01/12/2024 06:27:00 PM
Bill McKibben wrote a great piece on China's problem with growth in the December edition of Harper's Magazine. It really brings into perspective the scale of the problems that this hyper-developing country faces. Making it clear that it's not a slam-dunk that China will become the world's dominant economic power. It's possible that environmental problems could easily ruin its plans.

Some of the problems highlighted in the article include:

Soil Erosion

" American environmentalist Lester Brown, a longtime student of China, says that there are 339 million goats and sheep in the country, compared with seven million in the United States. "I've been in areas where the farmers have to put human clothes on their mohair goats to keep them from grazing one another", he told me. "There's nothing to eat". Without roots to hold the soil, much of the countryside has simply turned to sand."

Lack of water

"China's north is simply parched. As the flow of the Chao and other rivers has been siphoned off by the cities growing alongside them, Beijing has been drawing more and more of its own water from an underground aquifer - half or more of the water it uses comes from underground, and as a result the water table is sinking by meters every year. "Some northern cities will simply be out of water in eight or ten years", Ma Jun, author of China's Water Crisis, the one great environmental book China has yet produced, told me over lunch in Beijing one day. The earth subsides into sinkholes in dozens of places every year now, and fissures yards wide suddenly appear like earthquake faults."

Coal Pollution

"In 2004, China added fifty billion watts of generating capacity to its electric grid. In 2005, it will have added another 65 billion watts. You can do the math any number of ways - they're adding two New England's to their electric system annually, or half of India, or a Brazil. No power grid on earth has ever grown anywhere near that fast. Almost all of the new power comes from coal, which China has in cheap abundance; Party officials have announced ambitious plans to build two nuclear reactors every year until 2020, but even if they manage to pull it off, only about four percent of their electricity will come from atomic reactors. Essentially, China is going to burn coal - it will have passed the two-billion-ton mark this year."

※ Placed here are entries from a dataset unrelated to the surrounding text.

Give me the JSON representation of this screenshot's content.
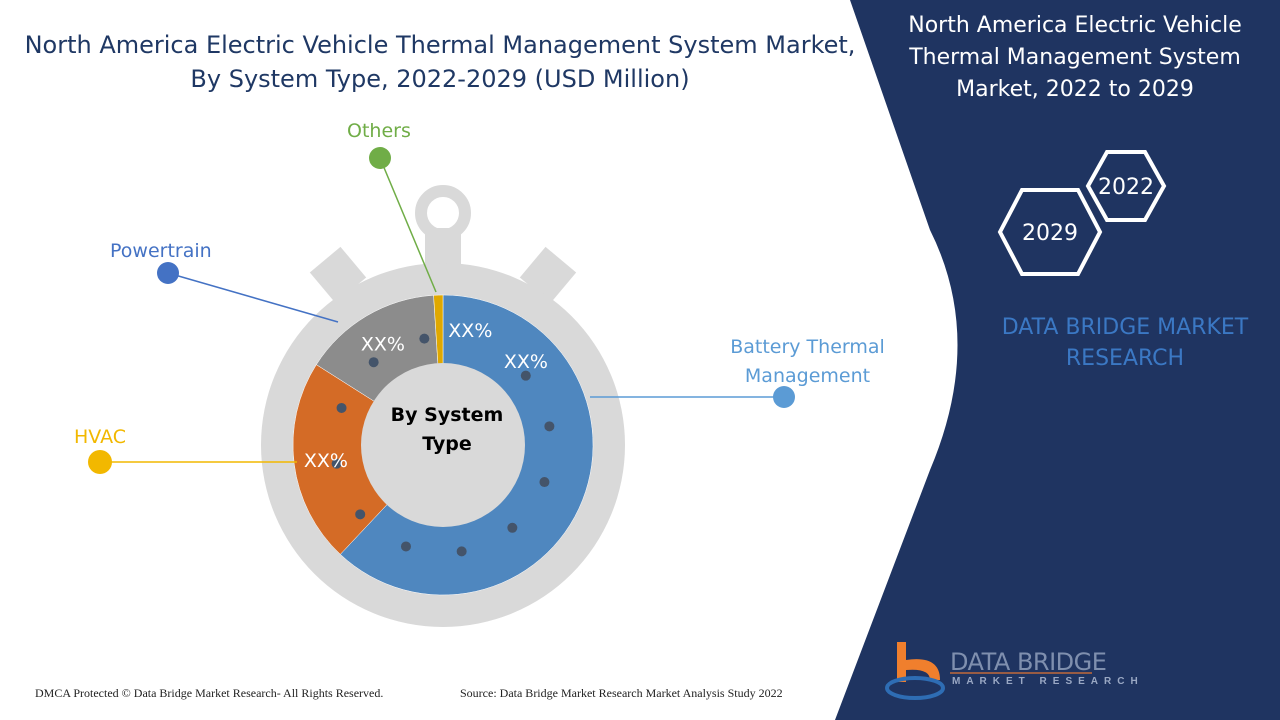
{
  "title": "North America Electric Vehicle Thermal Management System Market, By System Type, 2022-2029 (USD Million)",
  "right_panel": {
    "title": "North America Electric Vehicle Thermal Management System Market, 2022 to 2029",
    "year_start": "2022",
    "year_end": "2029",
    "brand": "DATA BRIDGE MARKET RESEARCH"
  },
  "logo": {
    "name": "DATA BRIDGE",
    "sub": "MARKET RESEARCH"
  },
  "footer": {
    "copyright": "DMCA Protected © Data Bridge Market Research- All Rights Reserved.",
    "source": "Source: Data Bridge Market Research Market Analysis Study 2022"
  },
  "chart_data": {
    "type": "pie",
    "variant": "donut",
    "center_label": "By System Type",
    "value_labels_note": "values printed as placeholders",
    "slices": [
      {
        "name": "Battery Thermal Management",
        "label": "XX%",
        "share_estimate": 62,
        "color": "#4f87bf"
      },
      {
        "name": "HVAC",
        "label": "XX%",
        "share_estimate": 22,
        "color": "#d46b26",
        "legend_color": "#f2b800"
      },
      {
        "name": "Powertrain",
        "label": "XX%",
        "share_estimate": 15,
        "color": "#8c8c8c",
        "legend_color": "#4472c4"
      },
      {
        "name": "Others",
        "label": "XX%",
        "share_estimate": 1,
        "color": "#e0a800",
        "legend_color": "#70ad47"
      }
    ]
  },
  "colors": {
    "navy": "#1f3461",
    "title": "#1f3864"
  }
}
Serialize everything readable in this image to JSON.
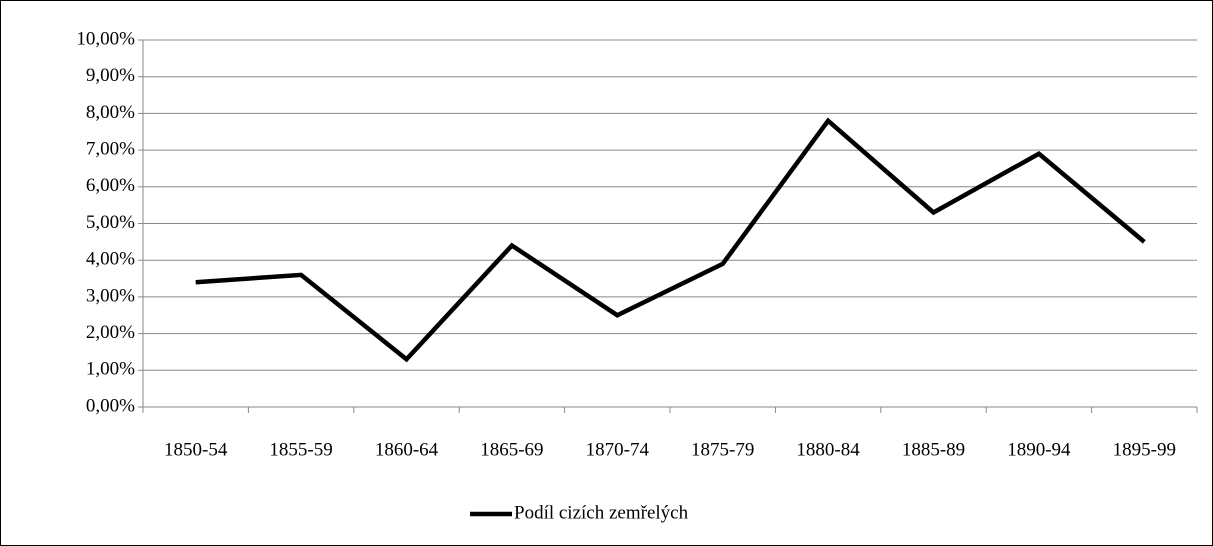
{
  "chart_data": {
    "type": "line",
    "categories": [
      "1850-54",
      "1855-59",
      "1860-64",
      "1865-69",
      "1870-74",
      "1875-79",
      "1880-84",
      "1885-89",
      "1890-94",
      "1895-99"
    ],
    "series": [
      {
        "name": "Podíl cizích zemřelých",
        "color": "#000000",
        "values": [
          3.4,
          3.6,
          1.3,
          4.4,
          2.5,
          3.9,
          7.8,
          5.3,
          6.9,
          4.5
        ]
      }
    ],
    "ylim": [
      0,
      10
    ],
    "yticks": [
      {
        "value": 0,
        "label": "0,00%"
      },
      {
        "value": 1,
        "label": "1,00%"
      },
      {
        "value": 2,
        "label": "2,00%"
      },
      {
        "value": 3,
        "label": "3,00%"
      },
      {
        "value": 4,
        "label": "4,00%"
      },
      {
        "value": 5,
        "label": "5,00%"
      },
      {
        "value": 6,
        "label": "6,00%"
      },
      {
        "value": 7,
        "label": "7,00%"
      },
      {
        "value": 8,
        "label": "8,00%"
      },
      {
        "value": 9,
        "label": "9,00%"
      },
      {
        "value": 10,
        "label": "10,00%"
      }
    ],
    "grid": true,
    "legend": "bottom"
  }
}
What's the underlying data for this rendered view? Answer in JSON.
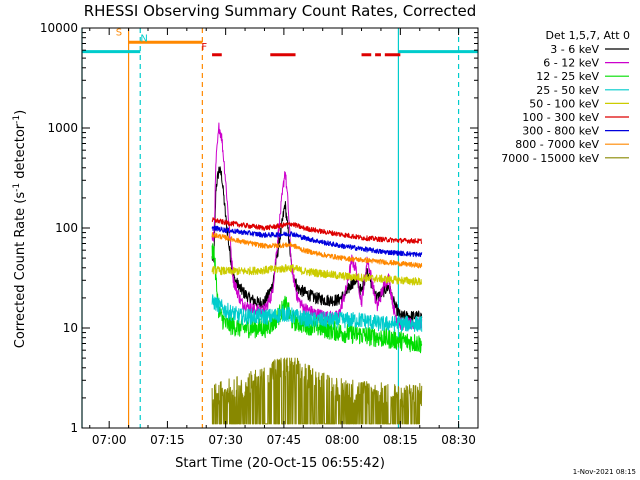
{
  "chart_data": {
    "type": "line",
    "title": "RHESSI Observing Summary Count Rates, Corrected",
    "xlabel": "Start Time (20-Oct-15 06:55:42)",
    "ylabel_main": "Corrected Count Rate (s",
    "ylabel_sup": "-1",
    "ylabel_mid": " detector",
    "ylabel_end": ")",
    "footer": "1-Nov-2021 08:15",
    "x_axis": {
      "unit": "minutes after 07:00 UT",
      "range": [
        -7,
        95
      ],
      "ticks": [
        {
          "value": 0,
          "label": "07:00"
        },
        {
          "value": 15,
          "label": "07:15"
        },
        {
          "value": 30,
          "label": "07:30"
        },
        {
          "value": 45,
          "label": "07:45"
        },
        {
          "value": 60,
          "label": "08:00"
        },
        {
          "value": 75,
          "label": "08:15"
        },
        {
          "value": 90,
          "label": "08:30"
        }
      ]
    },
    "y_axis": {
      "scale": "log",
      "range": [
        1,
        10000
      ],
      "ticks": [
        {
          "value": 1,
          "label": "1"
        },
        {
          "value": 10,
          "label": "10"
        },
        {
          "value": 100,
          "label": "100"
        },
        {
          "value": 1000,
          "label": "1000"
        },
        {
          "value": 10000,
          "label": "10000"
        }
      ]
    },
    "legend_header": "Det 1,5,7, Att 0",
    "series": [
      {
        "name": "3 - 6 keV",
        "color": "#000000",
        "noise": 0.06,
        "points": [
          [
            27,
            50
          ],
          [
            27.5,
            250
          ],
          [
            28.3,
            390
          ],
          [
            29,
            330
          ],
          [
            30,
            130
          ],
          [
            31,
            60
          ],
          [
            32,
            32
          ],
          [
            34,
            24
          ],
          [
            36,
            20
          ],
          [
            38,
            18
          ],
          [
            40,
            18
          ],
          [
            42,
            26
          ],
          [
            44,
            80
          ],
          [
            45.3,
            175
          ],
          [
            46,
            100
          ],
          [
            47,
            40
          ],
          [
            48.5,
            25
          ],
          [
            50,
            23
          ],
          [
            53,
            20
          ],
          [
            56,
            19
          ],
          [
            59,
            19
          ],
          [
            61,
            22
          ],
          [
            62.5,
            28
          ],
          [
            63.5,
            30
          ],
          [
            65,
            23
          ],
          [
            66.5,
            38
          ],
          [
            67.5,
            28
          ],
          [
            69,
            20
          ],
          [
            71,
            24
          ],
          [
            72,
            26
          ],
          [
            73.5,
            17
          ],
          [
            75,
            13
          ],
          [
            78,
            13
          ],
          [
            80,
            13
          ]
        ]
      },
      {
        "name": "6 - 12 keV",
        "color": "#cc00cc",
        "noise": 0.06,
        "points": [
          [
            27,
            80
          ],
          [
            27.5,
            450
          ],
          [
            28.3,
            1050
          ],
          [
            29,
            800
          ],
          [
            30,
            300
          ],
          [
            31,
            90
          ],
          [
            32,
            30
          ],
          [
            34,
            18
          ],
          [
            36,
            16
          ],
          [
            38,
            15
          ],
          [
            40,
            15
          ],
          [
            42,
            22
          ],
          [
            44,
            130
          ],
          [
            45.3,
            380
          ],
          [
            46,
            190
          ],
          [
            47,
            40
          ],
          [
            48.5,
            20
          ],
          [
            50,
            16
          ],
          [
            53,
            14
          ],
          [
            56,
            13
          ],
          [
            59,
            13
          ],
          [
            61,
            24
          ],
          [
            62.5,
            48
          ],
          [
            63.5,
            40
          ],
          [
            65,
            18
          ],
          [
            66.5,
            48
          ],
          [
            67.5,
            32
          ],
          [
            69,
            16
          ],
          [
            71,
            28
          ],
          [
            72,
            32
          ],
          [
            73.5,
            14
          ],
          [
            75,
            11
          ],
          [
            78,
            11
          ],
          [
            80,
            11
          ]
        ]
      },
      {
        "name": "12 - 25 keV",
        "color": "#00dd00",
        "noise": 0.1,
        "points": [
          [
            27,
            60
          ],
          [
            27.5,
            30
          ],
          [
            28.3,
            14
          ],
          [
            30,
            11
          ],
          [
            34,
            10
          ],
          [
            38,
            10
          ],
          [
            40,
            10
          ],
          [
            42,
            11
          ],
          [
            44,
            14
          ],
          [
            45.5,
            17
          ],
          [
            47,
            12
          ],
          [
            50,
            11
          ],
          [
            55,
            10
          ],
          [
            60,
            9
          ],
          [
            65,
            8.5
          ],
          [
            70,
            8
          ],
          [
            75,
            7.5
          ],
          [
            80,
            7
          ]
        ]
      },
      {
        "name": "25 - 50 keV",
        "color": "#00cccc",
        "noise": 0.08,
        "points": [
          [
            27,
            18
          ],
          [
            28,
            17
          ],
          [
            30,
            15
          ],
          [
            34,
            13
          ],
          [
            38,
            13
          ],
          [
            42,
            13
          ],
          [
            45,
            14
          ],
          [
            48,
            13
          ],
          [
            52,
            12
          ],
          [
            56,
            12
          ],
          [
            60,
            12
          ],
          [
            65,
            12
          ],
          [
            70,
            11
          ],
          [
            75,
            11
          ],
          [
            80,
            11
          ]
        ]
      },
      {
        "name": "50 - 100 keV",
        "color": "#cccc00",
        "noise": 0.04,
        "points": [
          [
            27,
            38
          ],
          [
            30,
            37
          ],
          [
            35,
            37
          ],
          [
            40,
            38
          ],
          [
            44,
            39
          ],
          [
            47,
            40
          ],
          [
            50,
            37
          ],
          [
            55,
            35
          ],
          [
            60,
            33
          ],
          [
            65,
            32
          ],
          [
            70,
            31
          ],
          [
            75,
            30
          ],
          [
            80,
            29
          ]
        ]
      },
      {
        "name": "100 - 300 keV",
        "color": "#dd0000",
        "noise": 0.025,
        "points": [
          [
            27,
            120
          ],
          [
            30,
            113
          ],
          [
            35,
            106
          ],
          [
            40,
            100
          ],
          [
            44,
            105
          ],
          [
            47,
            110
          ],
          [
            50,
            100
          ],
          [
            55,
            92
          ],
          [
            60,
            86
          ],
          [
            65,
            80
          ],
          [
            70,
            77
          ],
          [
            75,
            75
          ],
          [
            80,
            74
          ]
        ]
      },
      {
        "name": "300 - 800 keV",
        "color": "#0000dd",
        "noise": 0.025,
        "points": [
          [
            27,
            100
          ],
          [
            30,
            95
          ],
          [
            35,
            90
          ],
          [
            40,
            85
          ],
          [
            44,
            86
          ],
          [
            47,
            88
          ],
          [
            50,
            80
          ],
          [
            55,
            72
          ],
          [
            60,
            66
          ],
          [
            65,
            62
          ],
          [
            70,
            58
          ],
          [
            75,
            56
          ],
          [
            80,
            54
          ]
        ]
      },
      {
        "name": "800 - 7000 keV",
        "color": "#ff8800",
        "noise": 0.025,
        "points": [
          [
            27,
            85
          ],
          [
            30,
            80
          ],
          [
            35,
            72
          ],
          [
            40,
            66
          ],
          [
            44,
            67
          ],
          [
            47,
            68
          ],
          [
            50,
            60
          ],
          [
            55,
            54
          ],
          [
            60,
            50
          ],
          [
            65,
            48
          ],
          [
            70,
            46
          ],
          [
            75,
            44
          ],
          [
            80,
            42
          ]
        ]
      },
      {
        "name": "7000 - 15000 keV",
        "color": "#888800",
        "noise": 0,
        "points": [
          [
            27,
            2
          ],
          [
            35,
            2.5
          ],
          [
            40,
            3
          ],
          [
            43,
            3.6
          ],
          [
            46,
            4
          ],
          [
            49,
            3.5
          ],
          [
            53,
            2.8
          ],
          [
            58,
            2.3
          ],
          [
            63,
            2.2
          ],
          [
            68,
            2.1
          ],
          [
            75,
            2
          ],
          [
            80,
            2
          ]
        ]
      }
    ],
    "annotations": [
      {
        "label": "S",
        "color": "#ff8800",
        "x": 2.5,
        "y": 8400
      },
      {
        "label": "N",
        "color": "#00cccc",
        "x": 9,
        "y": 7300
      },
      {
        "label": "F",
        "color": "#dd0000",
        "x": 24.5,
        "y": 6000
      }
    ],
    "flag_bars": [
      {
        "id": "saa",
        "color": "#ff8800",
        "y": 7200,
        "from": 5,
        "to": 24
      },
      {
        "id": "night-1",
        "color": "#00cccc",
        "y": 5800,
        "from": -7,
        "to": 8
      },
      {
        "id": "night-2",
        "color": "#00cccc",
        "y": 5800,
        "from": 74.5,
        "to": 95
      },
      {
        "id": "flare-1",
        "color": "#dd0000",
        "y": 5400,
        "from": 26.5,
        "to": 29
      },
      {
        "id": "flare-2",
        "color": "#dd0000",
        "y": 5400,
        "from": 41.5,
        "to": 48
      },
      {
        "id": "flare-3",
        "color": "#dd0000",
        "y": 5400,
        "from": 65,
        "to": 67.5
      },
      {
        "id": "flare-4",
        "color": "#dd0000",
        "y": 5400,
        "from": 68.5,
        "to": 70
      },
      {
        "id": "flare-5",
        "color": "#dd0000",
        "y": 5400,
        "from": 71,
        "to": 75
      }
    ],
    "vertical_lines": [
      {
        "id": "saa-start",
        "color": "#ff8800",
        "x": 5,
        "style": "solid"
      },
      {
        "id": "saa-end",
        "color": "#ff8800",
        "x": 24,
        "style": "dashed"
      },
      {
        "id": "night-start-1",
        "color": "#00cccc",
        "x": -7,
        "style": "solid"
      },
      {
        "id": "night-end-1",
        "color": "#00cccc",
        "x": 8,
        "style": "dashed"
      },
      {
        "id": "night-start-2",
        "color": "#00cccc",
        "x": 74.5,
        "style": "solid"
      },
      {
        "id": "night-end-2",
        "color": "#00cccc",
        "x": 90,
        "style": "dashed"
      }
    ],
    "data_x_range": [
      26.5,
      80.5
    ]
  }
}
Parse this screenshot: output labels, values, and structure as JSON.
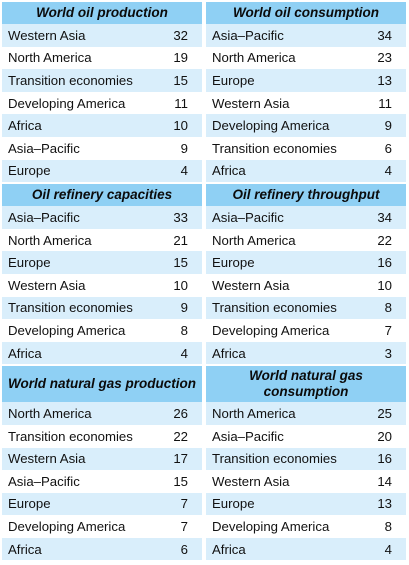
{
  "sections": [
    {
      "left": {
        "title": "World oil production",
        "rows": [
          {
            "label": "Western Asia",
            "value": "32"
          },
          {
            "label": "North America",
            "value": "19"
          },
          {
            "label": "Transition economies",
            "value": "15"
          },
          {
            "label": "Developing America",
            "value": "11"
          },
          {
            "label": "Africa",
            "value": "10"
          },
          {
            "label": "Asia–Pacific",
            "value": "9"
          },
          {
            "label": "Europe",
            "value": "4"
          }
        ]
      },
      "right": {
        "title": "World oil consumption",
        "rows": [
          {
            "label": "Asia–Pacific",
            "value": "34"
          },
          {
            "label": "North America",
            "value": "23"
          },
          {
            "label": "Europe",
            "value": "13"
          },
          {
            "label": "Western Asia",
            "value": "11"
          },
          {
            "label": "Developing America",
            "value": "9"
          },
          {
            "label": "Transition economies",
            "value": "6"
          },
          {
            "label": "Africa",
            "value": "4"
          }
        ]
      }
    },
    {
      "left": {
        "title": "Oil refinery capacities",
        "rows": [
          {
            "label": "Asia–Pacific",
            "value": "33"
          },
          {
            "label": "North America",
            "value": "21"
          },
          {
            "label": "Europe",
            "value": "15"
          },
          {
            "label": "Western Asia",
            "value": "10"
          },
          {
            "label": "Transition economies",
            "value": "9"
          },
          {
            "label": "Developing America",
            "value": "8"
          },
          {
            "label": "Africa",
            "value": "4"
          }
        ]
      },
      "right": {
        "title": "Oil refinery throughput",
        "rows": [
          {
            "label": "Asia–Pacific",
            "value": "34"
          },
          {
            "label": "North America",
            "value": "22"
          },
          {
            "label": "Europe",
            "value": "16"
          },
          {
            "label": "Western Asia",
            "value": "10"
          },
          {
            "label": "Transition economies",
            "value": "8"
          },
          {
            "label": "Developing America",
            "value": "7"
          },
          {
            "label": "Africa",
            "value": "3"
          }
        ]
      }
    },
    {
      "left": {
        "title": "World natural gas production",
        "rows": [
          {
            "label": "North America",
            "value": "26"
          },
          {
            "label": "Transition economies",
            "value": "22"
          },
          {
            "label": "Western Asia",
            "value": "17"
          },
          {
            "label": "Asia–Pacific",
            "value": "15"
          },
          {
            "label": "Europe",
            "value": "7"
          },
          {
            "label": "Developing America",
            "value": "7"
          },
          {
            "label": "Africa",
            "value": "6"
          }
        ]
      },
      "right": {
        "title": "World natural gas consumption",
        "rows": [
          {
            "label": "North America",
            "value": "25"
          },
          {
            "label": "Asia–Pacific",
            "value": "20"
          },
          {
            "label": "Transition economies",
            "value": "16"
          },
          {
            "label": "Western Asia",
            "value": "14"
          },
          {
            "label": "Europe",
            "value": "13"
          },
          {
            "label": "Developing America",
            "value": "8"
          },
          {
            "label": "Africa",
            "value": "4"
          }
        ]
      }
    }
  ],
  "colors": {
    "header_bg": "#8fd0f4",
    "shade_row": "#d9eefb",
    "plain_row": "#ffffff"
  }
}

Everyone recognizes the power of China as an economic powerhouse, but this is not without consequences. The Chinese are not blind to the problem and are creating masses of initiatives to try and combat the impact like tree-planting and the building of sustainable cities.

Because of this, China is likely to emerge as a leader in environmental technology, perhaps even in hybrid cars. However, this might not be without a significant cost, the overarching question is will China's environmental problems simply make its own growth targets unattainable and knock the country off its trajectory?